Hypertidy is an approach to spatial or multi-dimensional data in R based on the following principles:
- data sources are best managed with database techniques, which mostly means managing what you have and using clever indexing
- spatial is not special, user-interfaces, graphics and time-series all involve ‘space’
- raster and vector are not naturally distinct, high-dimensional, curvilinear, cell-based rasters, polygon grids and ragged-arrays all cross this boundary
- ‘mesh-based’ or ‘indexed’ data structures are central, general data types while traditionally “geospatial” structures are domain-specific optimizations, for example vector and raster exist at extremes of a continuum defined by mesh structures
- simple features left topology behind, resulting in fragmented and inefficient workarounds in the geo-spatial communities
- R spatial needs better APIs, a rich ecosystem of small, composable software modules
- tidy data principles are about leveraging databases and database techniques
Examples of these principles are seen in these R packages.
Hypertidy manifesto
There’s a series of principles that hypertidy represents, we don’t think these are very controversial but they do not align well with some high-profile geo-spatial projects.
Gridded data
Hypertidy recognizes that not all gridded data fit into the GIS raster conventions. Gridded data comes in many forms, geographic with longitude-latitude or projected spaces, with time and or depth dimensions, with different orderings of axes (i.e. time-first, the latitude-longitude), and with generally any arbitrary space. A space is simply a set of axes with particular units and projection, and yes we mean “space” and “projection” in the more general mathematical sense. Date-time data is a projection, there is a mapping of a particular set of values to the real line and the position on that line for particular instant is defined by the axis units and epoch.
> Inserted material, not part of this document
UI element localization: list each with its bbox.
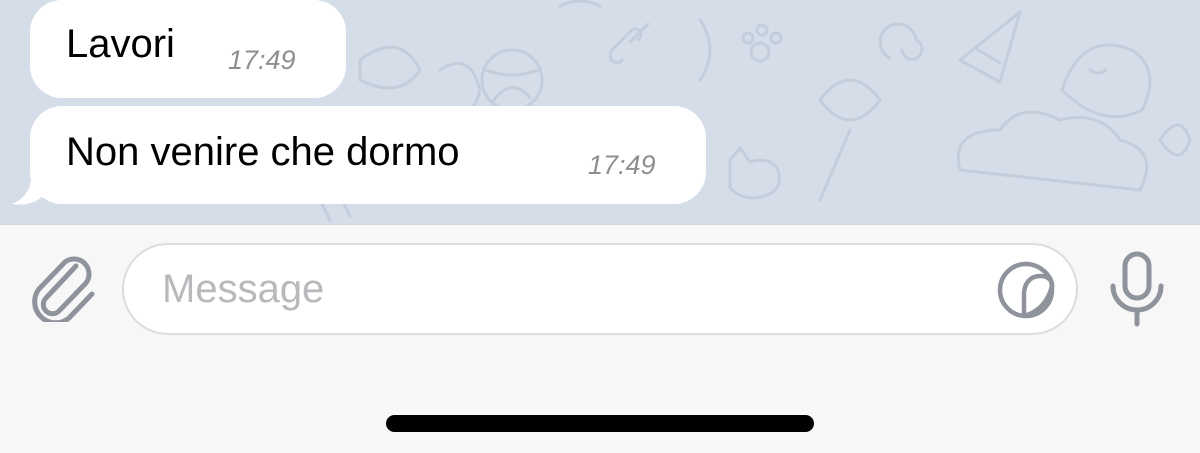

Mesh and grid share the same meaning in some contexts.
Structured vs. unstructured, topology vs. geometry
Array-based data have a straight-forward relationship between a set of axes that have discrete steps. These are “structured grids”. Unstructured grids include triangulations, non-regularly binned histograms, tetrahedral meshes and ragged arrays.
An unstructured mesh (grid) is able to represent any data structure, but structured meshes have some advantages because of the regular indexing relationship between dimensions.
GIS vector constructs “polygons”, “lines”, “points” are special case optimizations of the unstructured grid case. Polygons really are topologically identical to lines, and they are a dead-end in the broader scheme of dimensionality. Points and lines can are topologicaly 0-dimensional and 1-dimensional respectively, and this shape-constraint is the same no matter what geometric dimension they are defined in. A line can twist around a 4D space with x, y, z, t coordinates at its segment nodes or it can be constrained to single dimension with only one of those coordinates specifying its position. The topology of the line is completely independent of the geometry, if we treat the line as composed of topological primitives.
Polygons are not composed of topological primitives, but they can be treated as being composed of line primitives.